Verkhotoruv, an independent Russian expert and commentator, is skeptical about the development of either the port or the canal system because of costs. Building the port will cost “on the order of 100 billion rubles” ($1.6 billion), an amount he doubts anyone—even China—would be willing to provide given Moscow’s own presumed opposition to the project. Russia wants to maintain its role as central Eurasia’s predominant overland (road and rail) outlet to European markets (see EDM, June 6, 2017, June 21, 2019, December 3, 2019). And it wants to keep maritime access to the Caspian bottled up by retaining the limited-capacity (and internal waters) Volga–Don Canal as the only way in and out (see EDM, May 5, 2014, April 29, 2015). Additionally, deepening and extending the canal system between Lagan and the Sea of Azov— however attractive this may appear since it would shorten the route and time needed to transit goods compared to the Volga–Don canal system—would cost several times more than the estimated expenditures on constructing Port Lagan (APN, February 29).

But if the money is found, the creation of such a new route would have profound consequences for the other Caspian seaports, Verkhoturov argues. That is because ports on inland seas are quite different from ports on open oceans. Effectively, the number of cargo ships in the Caspian is fixed: if they go to one port, they do not go to another. That is a rather different situation than ports on open oceans, which may be able to attract ships from further away; thus, new ports on open oceans may lead to an overall expansion of regional commerce rather than take it away from another nearby port. If Port Lagan really did handle more than 20 million tons of cargo annually, the expert writes, the amount of traffic at Astrakhan, Olya and Kaspiysk would fall, at least initially. Moreover, the country or company behind the seaport construction would gain far more economic and political influence than would be the case elsewhere.
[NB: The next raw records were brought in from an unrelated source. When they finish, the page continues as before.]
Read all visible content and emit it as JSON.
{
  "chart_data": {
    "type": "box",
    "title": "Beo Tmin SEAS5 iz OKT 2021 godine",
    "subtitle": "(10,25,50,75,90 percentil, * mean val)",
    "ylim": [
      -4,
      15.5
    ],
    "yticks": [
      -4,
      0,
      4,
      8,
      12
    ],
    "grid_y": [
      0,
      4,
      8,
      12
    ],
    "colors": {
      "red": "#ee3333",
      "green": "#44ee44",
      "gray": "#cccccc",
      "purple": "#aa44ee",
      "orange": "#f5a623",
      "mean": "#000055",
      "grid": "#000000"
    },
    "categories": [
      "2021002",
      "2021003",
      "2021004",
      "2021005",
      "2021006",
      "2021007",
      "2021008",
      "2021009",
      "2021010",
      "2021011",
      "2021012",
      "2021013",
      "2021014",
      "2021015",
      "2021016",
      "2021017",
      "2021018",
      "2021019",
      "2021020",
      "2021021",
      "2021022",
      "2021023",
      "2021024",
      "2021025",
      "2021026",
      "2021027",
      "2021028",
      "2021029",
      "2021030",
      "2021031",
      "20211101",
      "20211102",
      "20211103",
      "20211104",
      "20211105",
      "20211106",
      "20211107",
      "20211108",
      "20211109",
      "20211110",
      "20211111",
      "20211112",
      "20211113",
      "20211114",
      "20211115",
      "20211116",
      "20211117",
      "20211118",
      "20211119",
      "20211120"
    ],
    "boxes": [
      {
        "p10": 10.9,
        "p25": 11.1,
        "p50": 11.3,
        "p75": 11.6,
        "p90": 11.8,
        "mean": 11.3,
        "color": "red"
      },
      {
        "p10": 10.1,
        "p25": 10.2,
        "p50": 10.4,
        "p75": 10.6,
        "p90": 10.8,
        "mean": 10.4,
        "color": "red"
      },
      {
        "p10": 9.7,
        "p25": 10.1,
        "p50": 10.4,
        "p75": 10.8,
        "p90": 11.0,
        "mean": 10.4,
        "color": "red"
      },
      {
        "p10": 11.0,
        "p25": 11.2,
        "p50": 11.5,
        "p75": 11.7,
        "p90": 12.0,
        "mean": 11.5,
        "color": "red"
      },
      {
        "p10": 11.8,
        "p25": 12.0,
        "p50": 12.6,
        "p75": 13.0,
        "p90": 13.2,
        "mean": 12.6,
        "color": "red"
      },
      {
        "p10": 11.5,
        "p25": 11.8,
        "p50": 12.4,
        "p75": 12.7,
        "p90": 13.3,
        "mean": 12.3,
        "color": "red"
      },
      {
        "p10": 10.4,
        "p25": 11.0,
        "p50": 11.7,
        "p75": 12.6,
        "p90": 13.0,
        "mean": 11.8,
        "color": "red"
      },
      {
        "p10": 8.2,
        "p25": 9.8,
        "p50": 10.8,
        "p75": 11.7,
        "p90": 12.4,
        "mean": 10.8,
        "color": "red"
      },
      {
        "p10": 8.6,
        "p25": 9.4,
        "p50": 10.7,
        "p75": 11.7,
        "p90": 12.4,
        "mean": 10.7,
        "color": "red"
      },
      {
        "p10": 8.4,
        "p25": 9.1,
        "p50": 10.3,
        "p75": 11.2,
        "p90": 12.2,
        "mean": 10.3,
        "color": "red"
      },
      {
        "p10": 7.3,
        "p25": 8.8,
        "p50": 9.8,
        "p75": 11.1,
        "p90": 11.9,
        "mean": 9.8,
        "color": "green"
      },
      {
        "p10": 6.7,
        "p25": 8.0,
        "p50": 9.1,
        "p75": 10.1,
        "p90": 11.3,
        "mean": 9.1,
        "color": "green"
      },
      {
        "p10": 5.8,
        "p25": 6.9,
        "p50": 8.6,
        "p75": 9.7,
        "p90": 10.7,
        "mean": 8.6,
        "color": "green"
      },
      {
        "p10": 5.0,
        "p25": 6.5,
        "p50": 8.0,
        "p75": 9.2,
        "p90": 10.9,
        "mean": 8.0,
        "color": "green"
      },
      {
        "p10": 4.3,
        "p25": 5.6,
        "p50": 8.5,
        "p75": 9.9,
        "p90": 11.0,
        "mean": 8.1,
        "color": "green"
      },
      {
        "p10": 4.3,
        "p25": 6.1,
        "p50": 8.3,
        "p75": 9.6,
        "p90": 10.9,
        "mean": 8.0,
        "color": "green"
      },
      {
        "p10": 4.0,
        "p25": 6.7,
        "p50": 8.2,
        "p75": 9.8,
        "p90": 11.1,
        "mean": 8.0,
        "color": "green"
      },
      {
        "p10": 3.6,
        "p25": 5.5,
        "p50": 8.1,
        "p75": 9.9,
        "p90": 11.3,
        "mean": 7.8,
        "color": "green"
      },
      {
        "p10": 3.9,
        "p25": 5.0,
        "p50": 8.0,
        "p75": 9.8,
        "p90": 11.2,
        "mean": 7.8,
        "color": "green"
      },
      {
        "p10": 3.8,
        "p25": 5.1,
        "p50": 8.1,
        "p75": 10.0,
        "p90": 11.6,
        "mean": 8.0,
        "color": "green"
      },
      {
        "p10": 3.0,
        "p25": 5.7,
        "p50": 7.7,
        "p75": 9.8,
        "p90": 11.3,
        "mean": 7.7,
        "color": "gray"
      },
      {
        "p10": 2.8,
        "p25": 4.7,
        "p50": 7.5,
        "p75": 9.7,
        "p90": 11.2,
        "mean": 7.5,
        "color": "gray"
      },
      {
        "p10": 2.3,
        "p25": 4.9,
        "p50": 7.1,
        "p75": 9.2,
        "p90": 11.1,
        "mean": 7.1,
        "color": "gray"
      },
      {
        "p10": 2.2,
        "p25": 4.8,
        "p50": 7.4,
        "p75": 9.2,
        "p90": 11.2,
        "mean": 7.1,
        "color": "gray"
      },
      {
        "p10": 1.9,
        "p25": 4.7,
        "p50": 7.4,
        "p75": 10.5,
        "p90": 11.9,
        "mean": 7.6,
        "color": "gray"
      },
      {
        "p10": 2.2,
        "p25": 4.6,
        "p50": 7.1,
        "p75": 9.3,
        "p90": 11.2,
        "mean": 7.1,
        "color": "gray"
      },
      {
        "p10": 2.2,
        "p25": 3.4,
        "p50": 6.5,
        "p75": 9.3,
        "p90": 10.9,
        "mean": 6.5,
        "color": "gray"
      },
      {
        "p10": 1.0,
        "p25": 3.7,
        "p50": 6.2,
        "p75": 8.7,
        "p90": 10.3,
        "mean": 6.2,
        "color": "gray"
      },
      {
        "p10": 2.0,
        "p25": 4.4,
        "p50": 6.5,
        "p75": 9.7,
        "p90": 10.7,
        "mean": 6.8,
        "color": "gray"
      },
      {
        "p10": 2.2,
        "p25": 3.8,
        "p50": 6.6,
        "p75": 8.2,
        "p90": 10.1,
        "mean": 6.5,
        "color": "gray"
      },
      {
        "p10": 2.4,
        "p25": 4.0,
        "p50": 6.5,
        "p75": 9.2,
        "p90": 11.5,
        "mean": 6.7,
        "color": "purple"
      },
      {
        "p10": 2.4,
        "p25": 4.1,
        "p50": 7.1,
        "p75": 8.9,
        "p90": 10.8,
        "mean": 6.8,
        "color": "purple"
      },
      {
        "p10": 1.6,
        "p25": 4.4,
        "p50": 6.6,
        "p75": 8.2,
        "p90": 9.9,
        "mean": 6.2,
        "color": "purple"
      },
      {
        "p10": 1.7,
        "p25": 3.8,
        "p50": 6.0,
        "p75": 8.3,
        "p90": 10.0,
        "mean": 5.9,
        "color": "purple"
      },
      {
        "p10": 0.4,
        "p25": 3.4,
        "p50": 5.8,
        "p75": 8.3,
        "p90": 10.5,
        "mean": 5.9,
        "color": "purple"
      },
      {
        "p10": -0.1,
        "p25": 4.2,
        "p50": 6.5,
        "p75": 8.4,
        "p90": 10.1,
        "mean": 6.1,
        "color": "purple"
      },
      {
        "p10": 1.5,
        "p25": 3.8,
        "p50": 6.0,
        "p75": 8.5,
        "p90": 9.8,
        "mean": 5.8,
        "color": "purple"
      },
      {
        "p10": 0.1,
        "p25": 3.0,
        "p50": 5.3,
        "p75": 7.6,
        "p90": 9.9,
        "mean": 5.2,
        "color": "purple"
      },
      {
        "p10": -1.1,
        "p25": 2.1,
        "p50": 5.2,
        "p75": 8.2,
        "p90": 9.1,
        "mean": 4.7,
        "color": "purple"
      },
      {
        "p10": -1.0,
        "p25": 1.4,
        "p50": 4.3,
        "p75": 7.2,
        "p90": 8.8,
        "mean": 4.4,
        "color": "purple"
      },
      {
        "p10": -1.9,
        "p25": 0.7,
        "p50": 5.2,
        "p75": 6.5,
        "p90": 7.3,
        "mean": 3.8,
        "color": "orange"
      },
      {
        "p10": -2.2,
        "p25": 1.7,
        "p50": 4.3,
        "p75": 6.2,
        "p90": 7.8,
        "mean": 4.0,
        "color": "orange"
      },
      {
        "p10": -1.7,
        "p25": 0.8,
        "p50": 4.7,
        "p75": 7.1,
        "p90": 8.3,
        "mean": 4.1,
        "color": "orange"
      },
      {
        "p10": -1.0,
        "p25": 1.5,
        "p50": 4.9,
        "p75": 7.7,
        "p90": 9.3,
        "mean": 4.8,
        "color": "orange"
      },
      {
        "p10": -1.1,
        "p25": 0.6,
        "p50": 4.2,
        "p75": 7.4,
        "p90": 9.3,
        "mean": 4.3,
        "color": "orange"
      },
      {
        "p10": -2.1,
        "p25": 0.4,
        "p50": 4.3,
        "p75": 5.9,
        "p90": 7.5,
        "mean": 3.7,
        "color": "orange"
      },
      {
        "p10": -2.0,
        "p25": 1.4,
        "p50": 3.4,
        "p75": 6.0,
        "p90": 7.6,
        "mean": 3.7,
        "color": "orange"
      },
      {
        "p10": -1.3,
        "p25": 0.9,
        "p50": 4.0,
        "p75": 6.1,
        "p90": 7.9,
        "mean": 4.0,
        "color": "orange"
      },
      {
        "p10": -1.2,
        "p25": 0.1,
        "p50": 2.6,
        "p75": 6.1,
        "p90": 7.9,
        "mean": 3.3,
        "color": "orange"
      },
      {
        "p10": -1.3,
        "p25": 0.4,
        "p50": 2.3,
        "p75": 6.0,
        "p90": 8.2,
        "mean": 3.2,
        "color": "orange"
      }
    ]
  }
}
The beneficiaries in this case seem likely to be Iran and Kalmykia; the losers—Russia and other Caspian littoral states (APN, February 29).

Over time, the Russian analyst concedes, trade could grow to the point that all the ports on the Caspian would benefit; but he suggests that over the next decade, Iran and the Central Asian countries would most benefit from Iran’s investment, something that would cause at least some Central Asians to look more favorably in Tehran’s direction and thus weaken Moscow’s position in the region (APN, February 29).

Chablin, a specialist on the North Caucasus at the Moscow Center for Applied Research and Programs, is equally skeptical about the possibilities that Port Lagan and the Eurasia Canal will be built. Likewise, he expressed concern that, if the difficulties currently standing in the way of both the seaport and canal are somehow overcome, the economic and thus political order around the Caspian will be transformed (Ast-news.ru, February 6).  In that event, the Caspian will not be the Russian “lake” Moscow would like, and the other countries along its shores will have both new possibilities to reach the larger world and new reasons to look elsewhere than to Moscow for leadership.

Given the stakes, it is extremely likely that the Russian government will do everything it can to discourage Iran from making this influential investment and to throw up its own roadblocks to make it more difficult for Tehran or anyone else to develop a port in Kalmykia and a new canal system from the Caspian to the Azov Sea. But even if Moscow succeeds, the Kalmyk gambit will have consequences: the Buddhist Kalmyks will have yet another reason to be angry at the Kremlin, and the other littoral states on the Caspian’s eastern shore will have seen what the future might have been had Moscow not put its interests far above theirs.